I ask this because I have a AMD Phenom(tm) 9600, and cat /proc/cpuinfo doesn't show anithing about numa but the help screen into make menuconfig tell that numa must be enabled for a k8 processor, and the phenom is a k8 processor. So, i am sure of nothing.

----------

## gimpel

 *Dominique_71 wrote:*   

> I ask this because I have a AMD Phenom(tm) 9600, and cat /proc/cpuinfo doesn't show anithing about numa but the help screen into make menuconfig tell that numa must be enabled for a k8 processor, and the phenom is a k8 processor. So, i am sure of nothing.

 

Hey Dominique_71  :Smile: 

That help is indeed irritating. NUMA is for multi-processor systems, each processor can have multiple cores. In other words, a dual/quad-core processor is still ONE single processor. So as long you only have one, NUMA support in the kernel is quite useless.
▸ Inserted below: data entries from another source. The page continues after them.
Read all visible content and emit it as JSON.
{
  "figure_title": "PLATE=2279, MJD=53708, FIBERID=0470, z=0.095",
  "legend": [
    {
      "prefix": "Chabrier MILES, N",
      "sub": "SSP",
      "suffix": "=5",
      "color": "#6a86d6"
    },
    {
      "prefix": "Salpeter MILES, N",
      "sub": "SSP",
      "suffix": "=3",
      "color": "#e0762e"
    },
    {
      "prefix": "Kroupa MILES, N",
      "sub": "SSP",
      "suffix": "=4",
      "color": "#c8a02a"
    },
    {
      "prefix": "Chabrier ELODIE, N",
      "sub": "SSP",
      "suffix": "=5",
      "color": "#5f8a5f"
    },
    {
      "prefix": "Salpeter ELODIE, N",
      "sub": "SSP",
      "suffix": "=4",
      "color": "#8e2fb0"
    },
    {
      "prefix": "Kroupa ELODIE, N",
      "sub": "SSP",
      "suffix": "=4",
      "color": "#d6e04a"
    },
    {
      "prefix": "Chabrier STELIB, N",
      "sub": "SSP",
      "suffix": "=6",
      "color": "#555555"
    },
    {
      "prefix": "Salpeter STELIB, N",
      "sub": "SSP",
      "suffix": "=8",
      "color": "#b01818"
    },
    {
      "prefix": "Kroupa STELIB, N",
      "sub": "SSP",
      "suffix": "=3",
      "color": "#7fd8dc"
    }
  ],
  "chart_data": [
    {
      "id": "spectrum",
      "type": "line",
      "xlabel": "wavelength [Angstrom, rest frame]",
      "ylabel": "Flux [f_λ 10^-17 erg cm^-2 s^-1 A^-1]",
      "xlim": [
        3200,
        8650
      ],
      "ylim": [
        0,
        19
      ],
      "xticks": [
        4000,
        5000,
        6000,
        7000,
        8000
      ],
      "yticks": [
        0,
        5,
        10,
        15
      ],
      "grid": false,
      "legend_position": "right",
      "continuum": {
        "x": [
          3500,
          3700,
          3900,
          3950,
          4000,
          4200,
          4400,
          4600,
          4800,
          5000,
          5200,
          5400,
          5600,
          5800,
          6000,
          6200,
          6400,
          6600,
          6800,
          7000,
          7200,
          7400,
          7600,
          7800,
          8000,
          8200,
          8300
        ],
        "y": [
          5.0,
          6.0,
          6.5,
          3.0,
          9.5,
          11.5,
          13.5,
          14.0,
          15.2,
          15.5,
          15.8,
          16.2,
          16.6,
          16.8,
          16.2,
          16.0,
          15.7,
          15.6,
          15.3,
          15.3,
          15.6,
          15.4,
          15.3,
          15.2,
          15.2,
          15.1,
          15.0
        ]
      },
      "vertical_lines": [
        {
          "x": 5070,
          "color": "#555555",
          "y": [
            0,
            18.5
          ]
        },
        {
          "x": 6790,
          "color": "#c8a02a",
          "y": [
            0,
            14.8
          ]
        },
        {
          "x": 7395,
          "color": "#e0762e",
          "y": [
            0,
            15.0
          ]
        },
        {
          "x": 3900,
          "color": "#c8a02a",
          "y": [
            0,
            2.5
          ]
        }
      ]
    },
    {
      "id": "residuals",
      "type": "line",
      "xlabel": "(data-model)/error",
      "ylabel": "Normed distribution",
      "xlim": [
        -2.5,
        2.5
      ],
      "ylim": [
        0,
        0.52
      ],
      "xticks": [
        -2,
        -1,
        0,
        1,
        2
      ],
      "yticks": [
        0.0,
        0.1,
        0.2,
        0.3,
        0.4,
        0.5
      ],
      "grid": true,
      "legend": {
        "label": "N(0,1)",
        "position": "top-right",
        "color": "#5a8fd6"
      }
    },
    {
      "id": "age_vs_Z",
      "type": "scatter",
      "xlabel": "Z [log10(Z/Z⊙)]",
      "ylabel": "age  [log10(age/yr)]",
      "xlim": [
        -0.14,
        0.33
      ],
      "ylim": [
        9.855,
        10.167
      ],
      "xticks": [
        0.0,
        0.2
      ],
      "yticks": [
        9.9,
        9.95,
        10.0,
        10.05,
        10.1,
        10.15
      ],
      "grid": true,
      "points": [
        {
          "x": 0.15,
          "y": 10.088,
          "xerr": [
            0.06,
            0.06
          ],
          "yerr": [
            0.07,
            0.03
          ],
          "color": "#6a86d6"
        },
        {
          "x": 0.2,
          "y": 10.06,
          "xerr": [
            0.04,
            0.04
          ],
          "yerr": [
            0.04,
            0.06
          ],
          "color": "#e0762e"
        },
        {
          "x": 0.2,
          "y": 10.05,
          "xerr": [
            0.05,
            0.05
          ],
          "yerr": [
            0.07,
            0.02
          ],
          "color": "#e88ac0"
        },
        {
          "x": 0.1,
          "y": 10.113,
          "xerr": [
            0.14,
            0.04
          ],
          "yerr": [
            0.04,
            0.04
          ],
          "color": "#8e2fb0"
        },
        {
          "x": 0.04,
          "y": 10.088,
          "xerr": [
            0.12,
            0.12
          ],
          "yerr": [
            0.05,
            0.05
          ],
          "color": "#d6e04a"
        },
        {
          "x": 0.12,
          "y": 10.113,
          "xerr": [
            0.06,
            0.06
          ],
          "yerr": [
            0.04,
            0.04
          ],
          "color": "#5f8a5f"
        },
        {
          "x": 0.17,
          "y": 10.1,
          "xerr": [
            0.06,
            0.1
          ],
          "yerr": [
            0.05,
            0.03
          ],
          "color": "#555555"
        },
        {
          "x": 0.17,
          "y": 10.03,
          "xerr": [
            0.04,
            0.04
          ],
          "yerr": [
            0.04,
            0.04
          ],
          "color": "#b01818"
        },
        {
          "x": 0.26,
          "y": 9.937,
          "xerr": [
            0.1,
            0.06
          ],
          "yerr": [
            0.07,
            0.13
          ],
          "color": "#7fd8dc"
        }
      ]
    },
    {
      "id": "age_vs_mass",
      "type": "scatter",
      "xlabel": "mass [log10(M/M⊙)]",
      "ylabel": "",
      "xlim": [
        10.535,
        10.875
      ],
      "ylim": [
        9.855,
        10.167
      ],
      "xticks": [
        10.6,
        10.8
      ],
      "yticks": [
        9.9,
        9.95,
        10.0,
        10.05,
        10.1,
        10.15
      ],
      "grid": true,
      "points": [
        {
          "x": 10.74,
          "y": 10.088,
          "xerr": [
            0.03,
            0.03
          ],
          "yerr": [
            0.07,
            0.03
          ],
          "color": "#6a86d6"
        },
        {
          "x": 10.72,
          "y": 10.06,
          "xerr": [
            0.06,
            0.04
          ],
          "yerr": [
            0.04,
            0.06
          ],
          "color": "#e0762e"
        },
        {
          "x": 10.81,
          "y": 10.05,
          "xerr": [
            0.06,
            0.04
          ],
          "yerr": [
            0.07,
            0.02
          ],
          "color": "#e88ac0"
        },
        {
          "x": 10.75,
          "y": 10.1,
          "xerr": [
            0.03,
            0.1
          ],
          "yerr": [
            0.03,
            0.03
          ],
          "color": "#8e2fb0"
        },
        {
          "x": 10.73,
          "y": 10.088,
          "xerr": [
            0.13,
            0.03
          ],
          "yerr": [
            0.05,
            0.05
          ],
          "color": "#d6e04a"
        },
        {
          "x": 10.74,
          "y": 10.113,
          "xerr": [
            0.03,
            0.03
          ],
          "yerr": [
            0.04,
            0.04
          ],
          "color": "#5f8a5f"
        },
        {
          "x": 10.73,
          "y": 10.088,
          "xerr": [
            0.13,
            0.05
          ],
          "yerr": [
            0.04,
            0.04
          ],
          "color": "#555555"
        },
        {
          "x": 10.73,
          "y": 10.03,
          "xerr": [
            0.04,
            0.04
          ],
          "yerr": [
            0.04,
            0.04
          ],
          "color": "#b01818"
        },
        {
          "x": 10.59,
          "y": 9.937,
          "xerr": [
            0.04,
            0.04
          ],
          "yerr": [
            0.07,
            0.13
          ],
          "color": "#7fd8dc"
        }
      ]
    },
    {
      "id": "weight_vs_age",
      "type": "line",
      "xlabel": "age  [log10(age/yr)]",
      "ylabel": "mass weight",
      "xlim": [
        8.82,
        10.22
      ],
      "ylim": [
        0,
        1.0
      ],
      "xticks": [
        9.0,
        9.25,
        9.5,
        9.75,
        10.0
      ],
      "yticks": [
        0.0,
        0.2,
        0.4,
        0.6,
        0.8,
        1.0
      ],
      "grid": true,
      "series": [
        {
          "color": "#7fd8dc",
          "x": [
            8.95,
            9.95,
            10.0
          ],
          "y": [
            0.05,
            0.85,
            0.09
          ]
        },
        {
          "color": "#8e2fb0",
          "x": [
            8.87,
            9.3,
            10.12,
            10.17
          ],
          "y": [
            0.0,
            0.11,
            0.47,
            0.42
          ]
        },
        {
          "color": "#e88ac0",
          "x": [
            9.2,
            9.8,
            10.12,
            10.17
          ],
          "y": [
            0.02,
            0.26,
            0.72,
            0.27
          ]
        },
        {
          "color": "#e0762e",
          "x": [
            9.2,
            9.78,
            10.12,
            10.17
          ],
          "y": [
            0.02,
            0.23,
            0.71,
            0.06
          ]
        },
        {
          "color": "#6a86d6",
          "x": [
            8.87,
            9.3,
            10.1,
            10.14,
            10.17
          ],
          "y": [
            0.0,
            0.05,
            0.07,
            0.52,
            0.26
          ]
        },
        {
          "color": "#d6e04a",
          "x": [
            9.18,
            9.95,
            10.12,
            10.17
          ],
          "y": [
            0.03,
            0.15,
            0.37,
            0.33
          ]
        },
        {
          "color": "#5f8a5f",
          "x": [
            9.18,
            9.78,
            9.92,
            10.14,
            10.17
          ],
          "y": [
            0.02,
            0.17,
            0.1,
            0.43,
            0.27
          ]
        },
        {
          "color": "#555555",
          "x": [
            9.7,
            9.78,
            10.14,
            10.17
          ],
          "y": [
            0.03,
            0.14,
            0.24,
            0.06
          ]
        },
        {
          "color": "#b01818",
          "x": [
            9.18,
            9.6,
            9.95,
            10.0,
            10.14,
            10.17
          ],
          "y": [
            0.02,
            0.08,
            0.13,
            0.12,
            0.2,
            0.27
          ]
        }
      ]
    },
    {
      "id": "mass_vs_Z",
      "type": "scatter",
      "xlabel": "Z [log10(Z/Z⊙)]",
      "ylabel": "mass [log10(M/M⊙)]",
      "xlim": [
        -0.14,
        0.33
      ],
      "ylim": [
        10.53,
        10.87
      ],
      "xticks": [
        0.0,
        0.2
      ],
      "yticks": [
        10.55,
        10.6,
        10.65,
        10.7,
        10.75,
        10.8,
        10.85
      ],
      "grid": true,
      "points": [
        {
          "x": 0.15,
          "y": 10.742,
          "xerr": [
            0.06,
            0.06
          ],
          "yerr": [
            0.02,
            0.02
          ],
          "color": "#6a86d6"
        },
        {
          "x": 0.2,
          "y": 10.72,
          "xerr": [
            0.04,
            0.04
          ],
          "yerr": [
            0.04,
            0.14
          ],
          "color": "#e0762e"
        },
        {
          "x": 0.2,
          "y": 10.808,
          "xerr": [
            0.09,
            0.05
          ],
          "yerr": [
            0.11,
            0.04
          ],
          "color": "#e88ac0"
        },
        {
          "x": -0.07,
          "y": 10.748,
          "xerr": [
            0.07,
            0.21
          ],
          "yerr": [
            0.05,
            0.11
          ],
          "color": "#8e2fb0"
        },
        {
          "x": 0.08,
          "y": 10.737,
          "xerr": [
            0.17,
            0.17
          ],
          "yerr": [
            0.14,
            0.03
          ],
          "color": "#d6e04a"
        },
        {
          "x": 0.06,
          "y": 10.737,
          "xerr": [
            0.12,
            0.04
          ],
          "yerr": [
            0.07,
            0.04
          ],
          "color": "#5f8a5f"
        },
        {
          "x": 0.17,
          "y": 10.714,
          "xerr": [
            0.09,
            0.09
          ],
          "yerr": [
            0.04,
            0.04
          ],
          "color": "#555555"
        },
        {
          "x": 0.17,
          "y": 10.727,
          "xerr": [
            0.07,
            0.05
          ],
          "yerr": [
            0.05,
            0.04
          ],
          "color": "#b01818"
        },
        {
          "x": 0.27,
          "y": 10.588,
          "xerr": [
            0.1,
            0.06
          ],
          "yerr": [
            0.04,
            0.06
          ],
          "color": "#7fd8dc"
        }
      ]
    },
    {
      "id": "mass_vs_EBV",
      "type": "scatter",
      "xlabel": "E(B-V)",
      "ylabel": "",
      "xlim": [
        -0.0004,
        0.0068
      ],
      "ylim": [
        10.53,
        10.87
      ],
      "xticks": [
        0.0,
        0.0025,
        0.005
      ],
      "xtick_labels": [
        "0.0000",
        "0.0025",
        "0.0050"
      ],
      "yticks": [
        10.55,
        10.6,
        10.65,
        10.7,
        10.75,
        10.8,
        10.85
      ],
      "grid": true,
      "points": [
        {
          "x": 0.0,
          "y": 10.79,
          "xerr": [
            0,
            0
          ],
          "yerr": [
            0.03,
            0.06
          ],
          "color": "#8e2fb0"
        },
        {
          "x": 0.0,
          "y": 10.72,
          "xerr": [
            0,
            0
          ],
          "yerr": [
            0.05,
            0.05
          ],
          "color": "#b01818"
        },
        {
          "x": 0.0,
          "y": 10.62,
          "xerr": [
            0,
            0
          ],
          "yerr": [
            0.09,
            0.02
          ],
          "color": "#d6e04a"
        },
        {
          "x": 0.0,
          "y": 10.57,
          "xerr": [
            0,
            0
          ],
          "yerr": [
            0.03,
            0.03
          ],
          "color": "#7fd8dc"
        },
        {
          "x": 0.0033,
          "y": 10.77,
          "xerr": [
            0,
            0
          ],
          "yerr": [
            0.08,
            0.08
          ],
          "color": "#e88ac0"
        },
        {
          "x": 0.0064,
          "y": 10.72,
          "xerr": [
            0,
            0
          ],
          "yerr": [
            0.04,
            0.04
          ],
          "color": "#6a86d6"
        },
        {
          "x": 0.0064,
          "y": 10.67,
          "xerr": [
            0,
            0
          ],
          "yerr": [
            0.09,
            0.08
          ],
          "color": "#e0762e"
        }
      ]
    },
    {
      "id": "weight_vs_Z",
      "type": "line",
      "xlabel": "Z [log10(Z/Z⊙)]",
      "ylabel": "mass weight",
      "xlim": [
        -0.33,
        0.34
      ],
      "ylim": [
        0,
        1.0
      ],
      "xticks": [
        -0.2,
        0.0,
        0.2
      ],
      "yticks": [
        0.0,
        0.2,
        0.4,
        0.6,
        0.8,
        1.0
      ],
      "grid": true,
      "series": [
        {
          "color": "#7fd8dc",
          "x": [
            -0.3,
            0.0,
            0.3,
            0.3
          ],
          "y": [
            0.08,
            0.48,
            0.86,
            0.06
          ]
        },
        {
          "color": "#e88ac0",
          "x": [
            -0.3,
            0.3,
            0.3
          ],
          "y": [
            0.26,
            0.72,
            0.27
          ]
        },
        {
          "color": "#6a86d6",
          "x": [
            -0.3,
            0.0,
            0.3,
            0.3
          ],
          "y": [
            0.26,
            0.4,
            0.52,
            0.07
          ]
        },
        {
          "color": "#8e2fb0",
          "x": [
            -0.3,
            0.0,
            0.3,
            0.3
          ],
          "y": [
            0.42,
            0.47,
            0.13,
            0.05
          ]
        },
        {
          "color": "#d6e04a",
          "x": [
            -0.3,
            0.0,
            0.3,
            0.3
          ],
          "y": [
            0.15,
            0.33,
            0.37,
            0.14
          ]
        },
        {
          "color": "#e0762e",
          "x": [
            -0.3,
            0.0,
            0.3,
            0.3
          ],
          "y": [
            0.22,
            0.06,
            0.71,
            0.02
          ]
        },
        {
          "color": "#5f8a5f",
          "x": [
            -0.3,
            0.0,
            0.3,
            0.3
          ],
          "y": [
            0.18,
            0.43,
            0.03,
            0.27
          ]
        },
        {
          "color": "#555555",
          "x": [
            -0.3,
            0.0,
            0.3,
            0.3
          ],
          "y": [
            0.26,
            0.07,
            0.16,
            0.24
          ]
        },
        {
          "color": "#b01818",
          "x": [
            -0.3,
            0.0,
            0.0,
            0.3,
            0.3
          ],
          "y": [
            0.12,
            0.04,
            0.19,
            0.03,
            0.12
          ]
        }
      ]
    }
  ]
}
See http://developer.amd.com/Pages/810200618_7.aspx

----------

## Dominique_71

Thank you gimpel   :Very Happy: 

Now, that make sens. Very informative link btw.

----------

## gentoo_ram

NUMA support is for large servers where memory and CPU could be separated by relatively slow busses.  The only servers I've heard of that would need NUMA would be large HP servers with Alpha or Itanium chips.  We're talking servers that support 32-64 processors and cost many hundreds of thousands of dollars.   I'm guessing IBM might have those as well, but I'm not aware of them.

The reason why they are NUMA is because "CPU modules" have memory and 4 processors on them.  Modules are separated by a switch/bus architecture.  The memory close to your CPUs are relatively faster than the memory on other modules.

Believe me, if you have NUMA you would know about it.  If you're not sure, you don't have it.  No "PC" class machines have this issue.

----------